一人っ子は親の愛情を一身に受けるので自己中心になりやすいと言われますが、親に対する『責任』(親との間でのあらゆる面倒なこと)も一身ということをこの年になってひしひしと感じます。ある介護の本に、姉妹で病気の母親をタライ回し、という例が出ていましたが、『そらみろー』と、鬼の首取ったように大声で笑ってやりたいと思いました。それから、兄弟で争ったりすることがないから闘争心がない、とはよくいいますがそれは日常生活でその必要がないだけで何かあったらぶっちぎりの闘争心を見せるのも兄弟のいる人には想像がつかないと思います。徒党を組んで親に反逆する可能性のある『兄弟』とその可能性の全くない一人っ子をいっしょくたにして人間性や社会性の優劣を論じられてたまるか、ということです。

一人っ子という言葉をこの世からなくしたい、というのは『ひとりごと』とか『独り芝居』、とかいうように、一人とつくものは『2人以上が普通』という意味なのでもとから兄弟のいない者には全く理解できないはずの言葉を押し付けられているように感じるからです。
  1. 2010/06/26(Sat) 14:51:12 |
  2. URL |
  3. うさぎぴょん #8BVVCO5Y
  4. [ 編集 ]

はじめまして、うさぎぴょんさん。

コメントを寄せて頂いてありがとうございました。

>『ひとりごと』とか『独り芝居』、とかいうように、
>一人とつくものは『2人以上が普通』という意味なので
>もとから兄弟のいない者には全く理解できないはずの言葉を
>押し付けられているように感じるからです。

はい。よく分かります。
うさぎぴょんさんが感じてしまうような「抑圧」を
この社会のなかで「ひとりっこ」に限らず大勢が受けています。

たとえばシングル親の家族であったり(親2人が標準とされているため)、
ジェンダーマイノリティの方々であったり(この世には男と女しかいないと思いこまれているため)
挙げれば全くキリがありません。

この記事は、当初、ひとりっこ以外の人への申し立て・・・は目的とはしていませんでしたが、
私と同じように一人っ子として生きている方のなかには、そこまで強烈な抑圧を実感している人も
居ると知るよい機会になりました。

私たちの社会は”標準”を決めたがるのが好きですね。
それは時に「社会的秩序や規範」にさえなります。
何故かと言えば、それがあると考えずに済むので何かとラクだからなのかもしれません。
ある意味では、私たちはみな無意識のうちにもその枠組みの
恩恵のなかにいるのかもしれません。

ただ、その基準とか標準は何を根拠に支えられているのかと言えば確固たる根拠はなく、
「だいたい多くのひとはこうある筈だ」といったような人々の<まなざし>だけが基盤です。

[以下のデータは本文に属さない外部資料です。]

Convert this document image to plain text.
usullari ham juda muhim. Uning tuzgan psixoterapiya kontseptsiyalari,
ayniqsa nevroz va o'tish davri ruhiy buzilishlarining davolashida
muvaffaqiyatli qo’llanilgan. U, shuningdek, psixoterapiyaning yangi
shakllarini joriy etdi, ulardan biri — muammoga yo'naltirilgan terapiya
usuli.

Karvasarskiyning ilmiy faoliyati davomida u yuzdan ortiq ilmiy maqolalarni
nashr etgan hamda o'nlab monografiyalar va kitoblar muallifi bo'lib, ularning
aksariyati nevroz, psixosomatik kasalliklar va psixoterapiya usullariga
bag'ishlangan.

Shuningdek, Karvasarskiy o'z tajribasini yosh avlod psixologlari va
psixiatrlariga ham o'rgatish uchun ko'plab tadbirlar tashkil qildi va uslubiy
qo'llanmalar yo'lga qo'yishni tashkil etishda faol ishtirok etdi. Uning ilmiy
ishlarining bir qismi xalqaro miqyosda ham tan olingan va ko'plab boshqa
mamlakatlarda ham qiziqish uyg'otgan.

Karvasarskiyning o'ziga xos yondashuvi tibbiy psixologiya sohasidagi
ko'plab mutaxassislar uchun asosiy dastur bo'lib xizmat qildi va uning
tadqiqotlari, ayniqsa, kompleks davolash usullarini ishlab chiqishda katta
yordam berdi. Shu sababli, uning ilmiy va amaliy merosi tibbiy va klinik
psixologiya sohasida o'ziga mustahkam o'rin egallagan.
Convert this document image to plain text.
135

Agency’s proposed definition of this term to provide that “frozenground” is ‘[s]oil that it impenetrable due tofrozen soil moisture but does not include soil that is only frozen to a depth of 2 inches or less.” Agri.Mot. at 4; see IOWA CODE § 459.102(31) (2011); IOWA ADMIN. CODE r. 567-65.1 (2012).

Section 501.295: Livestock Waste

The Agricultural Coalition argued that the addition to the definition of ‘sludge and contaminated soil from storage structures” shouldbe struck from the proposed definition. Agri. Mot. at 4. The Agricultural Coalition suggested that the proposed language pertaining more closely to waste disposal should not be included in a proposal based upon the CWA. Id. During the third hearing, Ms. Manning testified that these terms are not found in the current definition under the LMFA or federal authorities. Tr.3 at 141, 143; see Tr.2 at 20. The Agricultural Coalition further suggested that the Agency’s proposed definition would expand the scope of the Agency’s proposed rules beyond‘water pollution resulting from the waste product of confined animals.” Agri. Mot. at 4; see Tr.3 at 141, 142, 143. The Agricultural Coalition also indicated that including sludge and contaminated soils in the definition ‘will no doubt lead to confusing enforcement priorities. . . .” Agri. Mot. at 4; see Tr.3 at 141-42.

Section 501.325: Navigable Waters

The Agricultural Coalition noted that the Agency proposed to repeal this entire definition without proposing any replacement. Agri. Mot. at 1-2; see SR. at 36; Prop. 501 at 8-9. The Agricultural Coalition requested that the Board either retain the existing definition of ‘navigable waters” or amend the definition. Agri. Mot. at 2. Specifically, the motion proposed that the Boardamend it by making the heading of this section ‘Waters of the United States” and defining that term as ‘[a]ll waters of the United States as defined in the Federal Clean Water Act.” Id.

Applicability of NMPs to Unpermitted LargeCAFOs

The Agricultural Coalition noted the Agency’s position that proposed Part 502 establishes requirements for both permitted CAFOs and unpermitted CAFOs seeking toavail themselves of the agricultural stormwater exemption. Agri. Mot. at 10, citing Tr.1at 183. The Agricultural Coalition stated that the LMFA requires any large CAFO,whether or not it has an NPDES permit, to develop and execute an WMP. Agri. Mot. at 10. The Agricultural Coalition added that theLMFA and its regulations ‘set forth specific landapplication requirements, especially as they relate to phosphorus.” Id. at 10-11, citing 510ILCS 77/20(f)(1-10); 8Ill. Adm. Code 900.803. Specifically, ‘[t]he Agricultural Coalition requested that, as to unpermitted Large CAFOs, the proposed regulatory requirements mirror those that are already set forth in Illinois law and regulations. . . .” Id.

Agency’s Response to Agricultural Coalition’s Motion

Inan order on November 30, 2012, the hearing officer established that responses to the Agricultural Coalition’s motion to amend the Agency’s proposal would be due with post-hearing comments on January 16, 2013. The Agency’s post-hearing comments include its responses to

そういう「これが当たり前」があると、何度も言うようにある事柄を予想したり
推測したりするには便利ではあります。たとえ、それがあてはまらず間違っていても、
例えばひとり=さみしい。というわかりやすい公式は、人をどこか「安心」させるのです。

学生の話を聞いていて時々驚くのは「さみしい人と思われたくないから結婚したい」。
でも、現実には、結婚をしてもさみしい人はいるでしょうね。
とにかく人は出来るだけわかりやすく安心を求めて生きたいのです。

まぁ、でも人はもうちょっと複雑で、他人はわかりやすい方法(標準)で理解したいが、
自身の個別性は尊重されたいとも思って生きている。
多数派が作った規範はあったほうが便利だからといって、マイノリティを排他してもよい、
という事とは全く意味が異なる・・・ということに気づこうよ、ということを
若い人にどうやって説明しようかなと思いながら書いた記事でした。
  1. 2010/06/26(Sat) 23:38:40 |
  2. URL |
  3. Meg #T0ca3UNU
  4. [ 編集 ]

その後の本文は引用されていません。